Diduga dijadikan tempat penimbunan BBM ilegal, Gudang di Desa Simpang Beringin harus ditindak

  • Whatsapp

MITRAPOL.com, Pelalawan – Maraknya penimbunan BBM di Kabupaten Pelalawan Provinsi Riau, masyarakat minta pihak terkait segera mengambil tindakan, karena perbuatan ilegal ini tidak hanya merugikan masyarakat tapi juga pemerintah serta negara.

Pasalnya, BBM yang dibeli mereka merupakan BBM subsidi yang diperuntukkan bagi pengguna atau masyarakat miskin atau yang kurang mampu, BBM ini ditimbun disebuah jalan lalu lintas Simpang Maredan, Desa Simpang Beringin.

BBM bersubsidi tersebut digunakan untuk aktivitas lainnya yang dijual yang diduga hanya untuk memperkaya diri sendiri yang termasuk sangat merugikan pengguna lain nya dan masyarakat serta pemerintah.

Menurut Seorang Warga Desa Simpang Beringin kecamatan Bandar Seikijang yang enggan dipublikasikan namanya mengatakan, Gudang ini sudah lama beroperasi, jaraknya hanya lebih kurang 15 meter dari jalan raya Simpang Beringin – Meredan yang begitu transparan yang seperti  di beck up pihak tertentu.

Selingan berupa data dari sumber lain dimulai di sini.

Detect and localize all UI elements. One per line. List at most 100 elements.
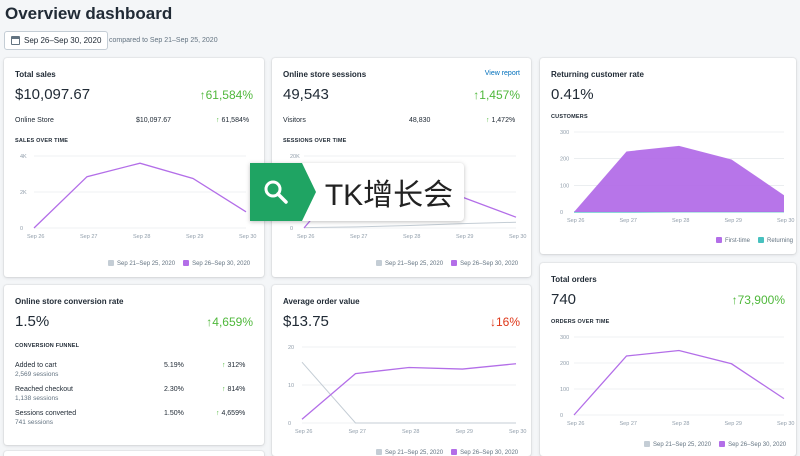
legend-prev-label: Sep 21–Sep 25, 2020 <box>117 261 176 267</box>
orders-value: 740 <box>551 291 577 308</box>
x-tick-label: Sep 26 <box>295 429 312 435</box>
funnel-delta-value: 312% <box>227 362 246 369</box>
funnel-pct: 2.30% <box>164 386 184 393</box>
chart-legend: First-time Returning <box>716 237 793 244</box>
y-tick-label: 0 <box>560 210 563 216</box>
view-report-link[interactable]: View report <box>485 70 520 77</box>
x-tick-label: Sep 26 <box>297 234 314 240</box>
x-tick-label: Sep 28 <box>133 234 150 240</box>
date-range-label: Sep 26–Sep 30, 2020 <box>24 36 102 45</box>
orders-card: Total orders 740 ↑73,900% ORDERS OVER TI… <box>540 263 796 456</box>
area-first-time <box>574 145 784 212</box>
row-value: 48,830 <box>409 117 431 124</box>
card-title: Total orders <box>551 275 597 284</box>
legend-swatch <box>758 237 764 243</box>
arrow-up-icon: ↑ <box>216 117 220 124</box>
x-tick-label: Sep 27 <box>350 234 367 240</box>
x-tick-label: Sep 27 <box>620 421 637 427</box>
x-tick-label: Sep 30 <box>777 421 794 427</box>
legend-swatch <box>644 441 650 447</box>
y-tick-label: 0 <box>560 413 563 419</box>
row-delta: ↑ 1,472% <box>486 117 515 124</box>
x-tick-label: Sep 29 <box>456 234 473 240</box>
legend-swatch <box>451 449 458 455</box>
funnel-pct: 5.19% <box>164 362 184 369</box>
x-tick-label: Sep 28 <box>672 218 689 224</box>
legend-curr: Sep 26–Sep 30, 2020 <box>451 260 518 267</box>
x-tick-label: Sep 28 <box>402 429 419 435</box>
series-line <box>573 349 785 416</box>
y-tick-label: 300 <box>560 130 569 136</box>
series-line <box>33 162 247 229</box>
funnel-delta-value: 4,659% <box>221 410 246 417</box>
sessions-value: 49,543 <box>283 86 329 103</box>
section-label: CUSTOMERS <box>551 114 588 120</box>
row-value: $10,097.67 <box>136 117 172 124</box>
x-tick-label: Sep 26 <box>567 421 584 427</box>
x-tick-label: Sep 30 <box>509 429 526 435</box>
funnel-sub: 1,138 sessions <box>15 395 59 402</box>
legend-prev: Sep 21–Sep 25, 2020 <box>108 260 175 267</box>
section-label: ORDERS OVER TIME <box>551 319 610 325</box>
legend-curr-label: Sep 26–Sep 30, 2020 <box>460 261 519 267</box>
legend-swatch <box>376 449 382 455</box>
total-sales-card: Total sales $10,097.67 ↑61,584% Online S… <box>4 58 264 277</box>
legend-swatch <box>376 260 382 266</box>
row-delta-value: 61,584% <box>221 117 250 124</box>
section-label: CONVERSION FUNNEL <box>15 343 80 349</box>
x-tick-label: Sep 29 <box>725 218 742 224</box>
page-title: Overview dashboard <box>5 4 173 23</box>
series-line <box>303 221 517 229</box>
orders-delta: ↑73,900% <box>731 293 785 307</box>
row-delta-value: 1,472% <box>491 117 516 124</box>
aov-delta: ↓16% <box>489 315 520 329</box>
card-title: Online store sessions <box>283 70 367 79</box>
returning-value: 0.41% <box>551 86 594 103</box>
funnel-delta: ↑ 312% <box>222 362 245 369</box>
customers-chart: 300 200 100 0 Sep 26 Sep 27 Sep 28 Sep 29 Sep 30 <box>560 130 794 224</box>
funnel-label: Added to cart <box>15 362 57 369</box>
card-title: Online store conversion rate <box>15 297 124 306</box>
conversion-delta: ↑4,659% <box>206 315 253 329</box>
x-tick-label: Sep 30 <box>777 218 794 224</box>
y-tick-label: 20 <box>288 345 294 351</box>
x-tick-label: Sep 27 <box>80 234 97 240</box>
y-tick-label: 20K <box>290 154 300 160</box>
legend-prev-label: Sep 21–Sep 25, 2020 <box>385 450 444 456</box>
chart-legend: Sep 21–Sep 25, 2020 Sep 26–Sep 30, 2020 <box>644 441 786 448</box>
row-label: Visitors <box>283 117 306 124</box>
chart-legend: Sep 21–Sep 25, 2020 Sep 26–Sep 30, 2020 <box>376 449 518 456</box>
arrow-up-icon: ↑ <box>222 386 226 393</box>
arrow-up-icon: ↑ <box>216 410 220 417</box>
section-label: SALES OVER TIME <box>15 138 69 144</box>
arrow-up-icon: ↑ <box>222 362 226 369</box>
section-label: SESSIONS OVER TIME <box>283 138 347 144</box>
date-range-button[interactable]: Sep 26–Sep 30, 2020 <box>4 31 109 50</box>
x-tick-label: Sep 30 <box>509 234 526 240</box>
legend-swatch <box>719 441 726 447</box>
y-tick-label: 4K <box>20 154 27 160</box>
watermark-badge: TK增长会 <box>250 163 464 221</box>
funnel-delta-value: 814% <box>227 386 246 393</box>
chart-legend: Sep 21–Sep 25, 2020 Sep 26–Sep 30, 2020 <box>376 260 518 267</box>
funnel-sub: 2,569 sessions <box>15 371 59 378</box>
legend-prev-label: Sep 21–Sep 25, 2020 <box>385 261 444 267</box>
legend-swatch <box>183 260 190 266</box>
conversion-card: Online store conversion rate 1.5% ↑4,659… <box>4 285 264 445</box>
returning-customer-card: Returning customer rate 0.41% CUSTOMERS … <box>540 58 796 254</box>
compare-text: compared to Sep 21–Sep 25, 2020 <box>109 37 218 44</box>
card-title: Average order value <box>283 297 360 306</box>
funnel-sub: 741 sessions <box>15 419 53 426</box>
funnel-delta: ↑ 4,659% <box>216 410 245 417</box>
y-tick-label: 100 <box>560 387 569 393</box>
legend-returning-label: Returning <box>767 238 794 244</box>
chart-legend: Sep 21–Sep 25, 2020 Sep 26–Sep 30, 2020 <box>108 260 250 267</box>
total-sales-delta: ↑61,584% <box>199 88 253 102</box>
partial-card <box>4 451 264 456</box>
orders-chart: 300 200 100 0 Sep 26 Sep 27 Sep 28 Sep 29 Sep 30 <box>560 335 794 427</box>
legend-prev-label: Sep 21–Sep 25, 2020 <box>653 442 712 448</box>
legend-curr-label: Sep 26–Sep 30, 2020 <box>728 442 787 448</box>
x-tick-label: Sep 26 <box>27 234 44 240</box>
y-tick-label: 0 <box>20 226 23 232</box>
y-tick-label: 10 <box>288 383 294 389</box>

Berdasarkan Peraturan Presiden (Perpres) Nomor 191 Tahun 2014‎ pengguna BBM tertentu hanya ditujukan bagi rumah tangga, usaha mikro, usaha pertanian, usaha perikanan, transportasi, dan pelayanan umum. Namun ini sangatlah janggal sekali dikerenakan gudang Ini tampak jelas dari jalan lintas Simpang beringin – Meredan.

Temuan Awak Media dilapangan pada Kamis malam (19/11/2020) di Desa Beringin, Kecamatan Bandar Seikijang, Kabupaten Pelalawan, Provinsi Riau, ditemukan adanya sebuah gudang yang diduga dijadikan tempat penimbunan BBM bebas melakukan aktifitasnya tanpa ada tindakan dari pemerintah setempat.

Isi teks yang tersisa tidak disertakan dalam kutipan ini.